To demonstrate how to perform simple linear regression using Python, we’ll use the scikit-learn library, which provides easy-to-use tools for regression models.

Steps:

Install necessary libraries.

# Step 1: Import necessary libraries

import seaborn as sns
import numpy as np
import pandas as pd
import matplotlib.pyplot as plt
from sklearn.model_selection import train_test_split
from sklearn.linear_model import LinearRegression
from sklearn.metrics import mean_squared_error, r2_score

2. Import and prepare the dataset.

We will use Iris dataset in this example.

# Step 2: Prepare the dataset

iris=sns.load_dataset('iris')
iris=iris[['petal_length','petal_width']]
X=iris['petal_length']
y=iris['petal_width']

We need to have some correlation between variables to perform linear regression. Lets find out the relation using graph

plt.scatter(X,y)
plt.xlabel('Petal Length')
plt.ylabel('Petal Width')
plt.show()

Here we have some good positive correlation between X and y

3. Split the data into training and testing sets.

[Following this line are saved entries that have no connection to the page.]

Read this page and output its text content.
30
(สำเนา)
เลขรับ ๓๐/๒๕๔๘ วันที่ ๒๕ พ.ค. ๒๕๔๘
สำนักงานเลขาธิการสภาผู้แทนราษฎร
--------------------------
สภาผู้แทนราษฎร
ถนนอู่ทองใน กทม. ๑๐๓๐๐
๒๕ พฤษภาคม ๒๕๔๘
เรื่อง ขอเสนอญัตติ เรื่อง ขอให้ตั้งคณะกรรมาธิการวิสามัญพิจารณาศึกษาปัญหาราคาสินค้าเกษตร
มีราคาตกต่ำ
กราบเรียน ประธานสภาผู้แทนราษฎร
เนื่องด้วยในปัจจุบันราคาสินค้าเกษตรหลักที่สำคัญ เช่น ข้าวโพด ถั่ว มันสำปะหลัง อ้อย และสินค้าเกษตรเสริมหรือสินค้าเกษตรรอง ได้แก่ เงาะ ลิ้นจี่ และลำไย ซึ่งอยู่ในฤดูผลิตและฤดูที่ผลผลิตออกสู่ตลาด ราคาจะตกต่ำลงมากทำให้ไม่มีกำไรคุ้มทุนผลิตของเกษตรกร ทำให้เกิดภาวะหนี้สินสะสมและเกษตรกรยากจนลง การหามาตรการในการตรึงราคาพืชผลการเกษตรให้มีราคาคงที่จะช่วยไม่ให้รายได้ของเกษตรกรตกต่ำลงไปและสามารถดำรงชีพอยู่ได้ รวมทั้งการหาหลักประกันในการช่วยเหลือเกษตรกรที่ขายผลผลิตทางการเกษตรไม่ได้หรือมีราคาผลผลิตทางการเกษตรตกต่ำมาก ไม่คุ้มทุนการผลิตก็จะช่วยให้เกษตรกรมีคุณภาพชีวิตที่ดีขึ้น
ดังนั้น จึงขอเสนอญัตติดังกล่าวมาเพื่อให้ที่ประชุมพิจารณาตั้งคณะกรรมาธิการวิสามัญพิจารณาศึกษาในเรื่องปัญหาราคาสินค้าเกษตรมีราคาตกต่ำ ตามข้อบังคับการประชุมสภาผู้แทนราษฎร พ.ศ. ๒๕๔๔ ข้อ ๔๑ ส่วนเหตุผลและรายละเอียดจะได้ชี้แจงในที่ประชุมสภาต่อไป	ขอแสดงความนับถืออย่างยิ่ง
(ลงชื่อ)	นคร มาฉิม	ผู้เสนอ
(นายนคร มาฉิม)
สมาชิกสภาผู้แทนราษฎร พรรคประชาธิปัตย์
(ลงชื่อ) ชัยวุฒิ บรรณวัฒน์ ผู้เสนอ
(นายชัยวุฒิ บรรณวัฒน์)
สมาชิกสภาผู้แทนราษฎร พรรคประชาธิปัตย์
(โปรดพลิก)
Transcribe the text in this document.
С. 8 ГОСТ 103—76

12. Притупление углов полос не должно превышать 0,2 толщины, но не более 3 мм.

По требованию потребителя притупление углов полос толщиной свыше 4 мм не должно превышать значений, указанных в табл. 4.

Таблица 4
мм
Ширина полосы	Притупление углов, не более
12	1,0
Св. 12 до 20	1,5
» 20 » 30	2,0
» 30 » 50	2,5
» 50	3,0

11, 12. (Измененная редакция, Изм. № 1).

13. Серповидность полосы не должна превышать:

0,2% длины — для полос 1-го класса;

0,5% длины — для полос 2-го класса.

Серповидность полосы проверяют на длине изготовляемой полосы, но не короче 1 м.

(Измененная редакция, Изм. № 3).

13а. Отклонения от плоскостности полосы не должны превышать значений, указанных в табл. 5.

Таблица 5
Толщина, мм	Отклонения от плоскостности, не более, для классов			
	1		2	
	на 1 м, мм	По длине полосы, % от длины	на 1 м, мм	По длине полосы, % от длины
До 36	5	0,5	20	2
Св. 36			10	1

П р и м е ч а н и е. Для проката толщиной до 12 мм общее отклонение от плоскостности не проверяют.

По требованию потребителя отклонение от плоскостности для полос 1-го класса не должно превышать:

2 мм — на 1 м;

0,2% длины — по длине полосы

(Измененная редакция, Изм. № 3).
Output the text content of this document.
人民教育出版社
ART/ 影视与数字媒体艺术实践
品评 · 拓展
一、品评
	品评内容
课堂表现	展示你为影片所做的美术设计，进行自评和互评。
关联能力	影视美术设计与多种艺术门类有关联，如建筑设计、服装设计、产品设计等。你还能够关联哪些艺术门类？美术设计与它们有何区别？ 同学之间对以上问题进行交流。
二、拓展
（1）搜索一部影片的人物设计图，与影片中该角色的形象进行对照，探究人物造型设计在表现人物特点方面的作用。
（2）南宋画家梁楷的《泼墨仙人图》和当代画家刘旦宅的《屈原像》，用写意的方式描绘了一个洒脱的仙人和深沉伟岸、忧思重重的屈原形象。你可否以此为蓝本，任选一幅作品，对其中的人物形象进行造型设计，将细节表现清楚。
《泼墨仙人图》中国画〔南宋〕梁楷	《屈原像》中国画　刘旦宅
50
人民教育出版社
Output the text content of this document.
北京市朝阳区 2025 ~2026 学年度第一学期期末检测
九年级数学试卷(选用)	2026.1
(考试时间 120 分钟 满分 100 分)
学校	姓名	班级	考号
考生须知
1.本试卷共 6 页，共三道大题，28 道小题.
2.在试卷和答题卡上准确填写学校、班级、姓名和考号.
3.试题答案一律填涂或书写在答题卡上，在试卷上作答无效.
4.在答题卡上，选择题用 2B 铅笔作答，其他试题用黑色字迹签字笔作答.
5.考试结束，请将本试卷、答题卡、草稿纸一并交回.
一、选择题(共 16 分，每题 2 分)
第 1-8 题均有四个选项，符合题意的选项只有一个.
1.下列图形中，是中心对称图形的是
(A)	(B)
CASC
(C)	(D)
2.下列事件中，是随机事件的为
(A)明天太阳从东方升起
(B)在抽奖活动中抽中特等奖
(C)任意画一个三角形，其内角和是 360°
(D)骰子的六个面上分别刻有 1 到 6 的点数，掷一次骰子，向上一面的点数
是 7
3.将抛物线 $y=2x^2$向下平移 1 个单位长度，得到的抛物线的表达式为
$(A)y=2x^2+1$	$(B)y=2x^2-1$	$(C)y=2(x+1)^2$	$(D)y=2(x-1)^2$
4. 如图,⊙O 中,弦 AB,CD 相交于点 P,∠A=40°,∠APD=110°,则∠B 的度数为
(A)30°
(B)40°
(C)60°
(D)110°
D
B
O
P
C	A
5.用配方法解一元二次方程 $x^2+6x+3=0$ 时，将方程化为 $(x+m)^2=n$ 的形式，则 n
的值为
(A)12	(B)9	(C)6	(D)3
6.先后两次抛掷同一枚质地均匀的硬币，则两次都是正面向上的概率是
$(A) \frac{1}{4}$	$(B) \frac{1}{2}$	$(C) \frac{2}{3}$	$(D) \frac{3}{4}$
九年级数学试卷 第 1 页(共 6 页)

For machine learning we have to split the dataset into training and test sets

#Step 3: Split the data into training and testing sets

X_train,X_test,y_train,y_test=train_test_split(X,y,test_size=0.4,random_state=42)

For sklearn linear regression the data should be two demensional so we reshape our data

X_train=np.array(X_train).reshape(-1,1)
X_test=np.array(X_test).reshape(-1,1)

4. Fit a simple linear regression model.

# Step 4: Fit the simple linear regression model

lr=LinearRegression()
results=lr.fit(X_train,y_train)

5. Make Predictions.

# Step 5: Make predictions
y_pred=lr.predict(X_test)

6. Visualize the results.

# Step 6: Visualize the results

plt.scatter(X_test,y_test)
plt.plot(X_test,y_pred,color='red',label='Regression Line')
plt.xlabel('Petal Length')
plt.ylabel('Petal Width')
plt.show()

7. Evaluate the model.

We will use MSE(Mean Squared Error) and R-squared score matrices to evaluate the model

# Step 7: Evaluate the model
mse = mean_squared_error(y_test, y_pred)  # Mean Squared Error
r2 = r2_score(y_test, y_pred)  # R-squared score (goodness of fit)

# Print the slope and intercept
print(f"Slope (m): {lr.coef_[0]}")
print(f"Intercept (c): {lr.intercept_}")
print(f"Mean Squared Error: {mse}")
print(f"R-squared: {r2}")

#Output
Slope (m): 0.42061482666301725
Intercept (c): -0.3736970002822666
Mean Squared Error: 0.03720338284196041
R-squared: 0.9381204129407422

Conclusion:

The simple linear regression model has successfully established a relationship between the independent and dependent variables. With a slope (m) of 0.4206, the model suggests that for every unit increase in the independent variable, the dependent variable increases by approximately 0.42 units. The intercept © of -0.3737 indicates that when the independent variable is 0, the predicted value of the dependent variable would be -0.37.

The Mean Squared Error (MSE) of 0.0372 indicates that the model’s predictions are, on average, only slightly off by a small margin, which demonstrates good predictive performance. Moreover, the R-squared value of 0.9381 shows that about 93.81% of the variance in the dependent variable is explained by the independent variable, indicating a strong fit of the model.

In conclusion, the model performs well with high accuracy, but there is still a small portion of variability in the data that is not explained by the model, which may require further investigation or the inclusion of additional factors.